A tax return preparer who completes Form 8867 but fails to comply with one or more of these additional requirements has not satisfied the due diligence requirements of § 6695(g).
Pre-Existing Knowledge Acquired Outside of a Tax Engagement Cannot Meet Knowledge Requirement
The final regulations add Example 6 to clarify that a tax return preparer who possesses pre-existing knowledge that was acquired outside the context of the preparer’s tax return preparation practice cannot meet the knowledge requirement. Rather, the preparer must make reasonable inquiries to determine the applicable facts, and the inquiries and responses to those inquiries must be contemporaneously documented in the tax return preparer’s files.
Example 6 SynopsisPreparer E knows from prior social interactions with S that the children resided with S for more than one-half of the 2018 tax year and that the children did not provide over one-half of their own support for the 2018 tax year.
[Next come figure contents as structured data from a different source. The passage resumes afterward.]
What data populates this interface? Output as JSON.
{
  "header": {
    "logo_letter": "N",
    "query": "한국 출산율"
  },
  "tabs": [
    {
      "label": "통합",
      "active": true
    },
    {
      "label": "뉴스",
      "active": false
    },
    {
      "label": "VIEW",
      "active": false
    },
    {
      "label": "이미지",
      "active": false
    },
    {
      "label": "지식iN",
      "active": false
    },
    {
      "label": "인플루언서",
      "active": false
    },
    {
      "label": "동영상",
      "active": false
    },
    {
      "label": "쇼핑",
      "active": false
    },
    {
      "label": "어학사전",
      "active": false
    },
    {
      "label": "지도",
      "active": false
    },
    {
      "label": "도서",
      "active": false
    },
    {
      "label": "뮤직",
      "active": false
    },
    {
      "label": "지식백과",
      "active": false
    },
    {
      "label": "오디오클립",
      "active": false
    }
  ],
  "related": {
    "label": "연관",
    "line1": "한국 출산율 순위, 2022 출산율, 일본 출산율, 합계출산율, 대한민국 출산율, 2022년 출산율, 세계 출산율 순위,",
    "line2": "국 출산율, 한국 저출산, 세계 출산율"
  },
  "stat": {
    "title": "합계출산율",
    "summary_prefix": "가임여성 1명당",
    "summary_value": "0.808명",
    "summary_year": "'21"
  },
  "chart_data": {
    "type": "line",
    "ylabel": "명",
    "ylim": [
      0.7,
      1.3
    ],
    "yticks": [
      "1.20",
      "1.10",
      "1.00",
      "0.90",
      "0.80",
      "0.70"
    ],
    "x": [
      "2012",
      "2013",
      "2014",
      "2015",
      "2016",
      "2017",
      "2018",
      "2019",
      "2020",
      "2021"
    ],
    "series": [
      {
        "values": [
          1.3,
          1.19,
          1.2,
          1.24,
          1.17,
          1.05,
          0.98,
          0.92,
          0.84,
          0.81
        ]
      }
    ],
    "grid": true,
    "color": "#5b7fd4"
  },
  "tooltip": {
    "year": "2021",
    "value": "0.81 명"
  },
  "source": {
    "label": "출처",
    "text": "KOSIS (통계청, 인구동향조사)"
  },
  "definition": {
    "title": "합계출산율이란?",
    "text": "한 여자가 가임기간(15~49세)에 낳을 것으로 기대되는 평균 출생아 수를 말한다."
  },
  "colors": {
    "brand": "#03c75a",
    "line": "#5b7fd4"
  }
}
To meet the knowledge requirement , Preparer E must make reasonable inquiries (as if he did not have that prior knowledge) to determine whether S is eligible to file as head of household and whether each child is a qualifying child for purposes of the EIC and the CTC and must contemporaneously document these inquiries and the responses.
Preparers Must Engage in Reasonable Inquiries When Information Provided is Incomplete
The final regulations also clarify that preparers must ask additional questions when the information provided by the taxpayer is incomplete. The regulations revise Example 5 to demonstrate this requirement more clearly.
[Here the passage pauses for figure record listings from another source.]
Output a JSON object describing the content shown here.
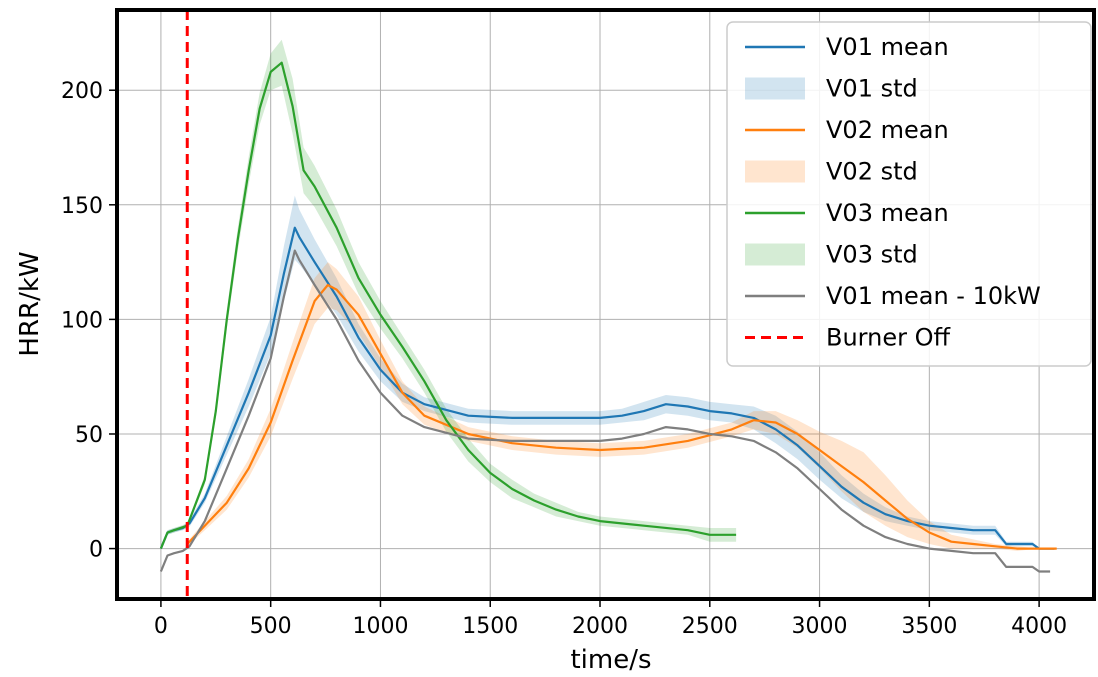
{
  "chart_data": {
    "type": "line",
    "title": "",
    "xlabel": "time/s",
    "ylabel": "HRR/kW",
    "xlim": [
      -200,
      4250
    ],
    "ylim": [
      -22,
      235
    ],
    "xticks": [
      0,
      500,
      1000,
      1500,
      2000,
      2500,
      3000,
      3500,
      4000
    ],
    "yticks": [
      0,
      50,
      100,
      150,
      200
    ],
    "grid": true,
    "legend_position": "top-right",
    "burner_off": {
      "name": "Burner Off",
      "x": 120,
      "color": "#ff0000",
      "style": "dashed"
    },
    "series": [
      {
        "name": "V01 mean",
        "std_name": "V01 std",
        "color": "#1f77b4",
        "x": [
          0,
          30,
          60,
          100,
          130,
          200,
          300,
          400,
          500,
          560,
          610,
          630,
          700,
          800,
          900,
          1000,
          1100,
          1200,
          1400,
          1600,
          1800,
          2000,
          2100,
          2200,
          2300,
          2400,
          2500,
          2600,
          2700,
          2800,
          2900,
          3000,
          3100,
          3200,
          3300,
          3400,
          3500,
          3600,
          3700,
          3800,
          3850,
          3900,
          3970,
          4000,
          4070
        ],
        "mean": [
          0,
          7,
          8,
          9,
          11,
          22,
          45,
          68,
          93,
          120,
          140,
          136,
          125,
          110,
          92,
          78,
          68,
          63,
          58,
          57,
          57,
          57,
          58,
          60,
          63,
          62,
          60,
          59,
          57,
          52,
          45,
          36,
          27,
          20,
          15,
          12,
          10,
          9,
          8,
          8,
          2,
          2,
          2,
          0,
          0
        ],
        "std": [
          0,
          1,
          1,
          1,
          1.5,
          2,
          4,
          6,
          8,
          12,
          14,
          12,
          10,
          8,
          6,
          5,
          4,
          3,
          3,
          3,
          3,
          3,
          3,
          4,
          4,
          4,
          4,
          4,
          5,
          6,
          6,
          6,
          5,
          4,
          3,
          2,
          2,
          2,
          2,
          2,
          1,
          1,
          1,
          0,
          0
        ]
      },
      {
        "name": "V02 mean",
        "std_name": "V02 std",
        "color": "#ff7f0e",
        "x": [
          120,
          200,
          300,
          400,
          500,
          600,
          700,
          760,
          800,
          900,
          1000,
          1100,
          1200,
          1400,
          1600,
          1800,
          2000,
          2200,
          2400,
          2600,
          2700,
          2800,
          2900,
          3000,
          3100,
          3200,
          3300,
          3400,
          3500,
          3600,
          3700,
          3800,
          3900,
          4000,
          4080
        ],
        "mean": [
          2,
          10,
          20,
          35,
          55,
          82,
          108,
          115,
          113,
          102,
          85,
          68,
          58,
          50,
          46,
          44,
          43,
          44,
          47,
          52,
          56,
          55,
          50,
          43,
          36,
          29,
          21,
          13,
          7,
          3,
          2,
          1,
          0,
          0,
          0
        ],
        "std": [
          1,
          2,
          3,
          4,
          6,
          8,
          10,
          10,
          9,
          8,
          6,
          5,
          4,
          3,
          3,
          3,
          3,
          3,
          3,
          3,
          4,
          5,
          6,
          8,
          11,
          13,
          11,
          8,
          5,
          3,
          2,
          1,
          1,
          0,
          0
        ]
      },
      {
        "name": "V03 mean",
        "std_name": "V03 std",
        "color": "#2ca02c",
        "x": [
          0,
          30,
          60,
          120,
          200,
          250,
          300,
          350,
          400,
          450,
          500,
          550,
          600,
          650,
          700,
          800,
          900,
          1000,
          1100,
          1200,
          1300,
          1400,
          1500,
          1600,
          1700,
          1800,
          1900,
          2000,
          2200,
          2400,
          2500,
          2620
        ],
        "mean": [
          0,
          7,
          8,
          10,
          30,
          60,
          100,
          135,
          165,
          192,
          208,
          212,
          193,
          165,
          158,
          140,
          118,
          102,
          88,
          73,
          56,
          43,
          33,
          26,
          21,
          17,
          14,
          12,
          10,
          8,
          6,
          6
        ],
        "std": [
          0,
          1,
          1,
          1,
          2,
          3,
          4,
          5,
          6,
          7,
          8,
          10,
          12,
          10,
          9,
          8,
          7,
          6,
          5,
          5,
          5,
          5,
          4,
          4,
          3,
          3,
          2,
          2,
          2,
          2,
          3,
          3
        ]
      },
      {
        "name": "V01 mean - 10kW",
        "color": "#7f7f7f",
        "x": [
          0,
          30,
          60,
          100,
          130,
          200,
          300,
          400,
          500,
          560,
          610,
          630,
          700,
          800,
          900,
          1000,
          1100,
          1200,
          1400,
          1600,
          1800,
          2000,
          2100,
          2200,
          2300,
          2400,
          2500,
          2600,
          2700,
          2800,
          2900,
          3000,
          3100,
          3200,
          3300,
          3400,
          3500,
          3600,
          3700,
          3800,
          3850,
          3900,
          3970,
          4000,
          4050
        ],
        "mean": [
          -10,
          -3,
          -2,
          -1,
          1,
          12,
          35,
          58,
          83,
          110,
          130,
          126,
          115,
          100,
          82,
          68,
          58,
          53,
          48,
          47,
          47,
          47,
          48,
          50,
          53,
          52,
          50,
          49,
          47,
          42,
          35,
          26,
          17,
          10,
          5,
          2,
          0,
          -1,
          -2,
          -2,
          -8,
          -8,
          -8,
          -10,
          -10
        ]
      }
    ]
  }
}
Example 5In 2019, S engages Preparer E to prepare S’s 2018 federal income tax return. During Preparer E’s standard intake interview, S states that S has never been married and that S’s niece and nephew lived with S for part of the 2018 tax year. Preparer E believes S may be eligible to file as head of household and claim each of these children as a qualifying child for purposes of the EIC and the CTC, but the information furnished to Preparer E is incomplete. To meet the knowledge requirement in paragraph (b)(3) of this section, Preparer E must make reasonable inquiries to determine whether S is eligible to file as head of household and whether each child is a qualifying child for purposes of the EIC and the CTC, including reasonable inquiries about the children’s residency, S’s relationship to the children, the children’s income, the sources of support for the children, and S’s contribution to the payment of costs related to operating the household, and Preparer E must contemporaneously document these inquiries and the responses.
What Does This Mean?
Documentation to comply with the new head of household due diligence requirements will take a little longer this year, but the final regulations state that "the total time required should be minimal." With all the changes required for 2018, especially if your state requires dozens of adjustments, it sounds like death by a thousand cuts. But keep in mind that the due diligence provisions have teeth. A single return without due diligence claiming AOTC, CTC, EITC, and head of household status subjects the preparer to a $2,080 penalty. These requirements cannot be ignored. Firm procedures must be updated to comply. And remember, Form 8867 is not enough!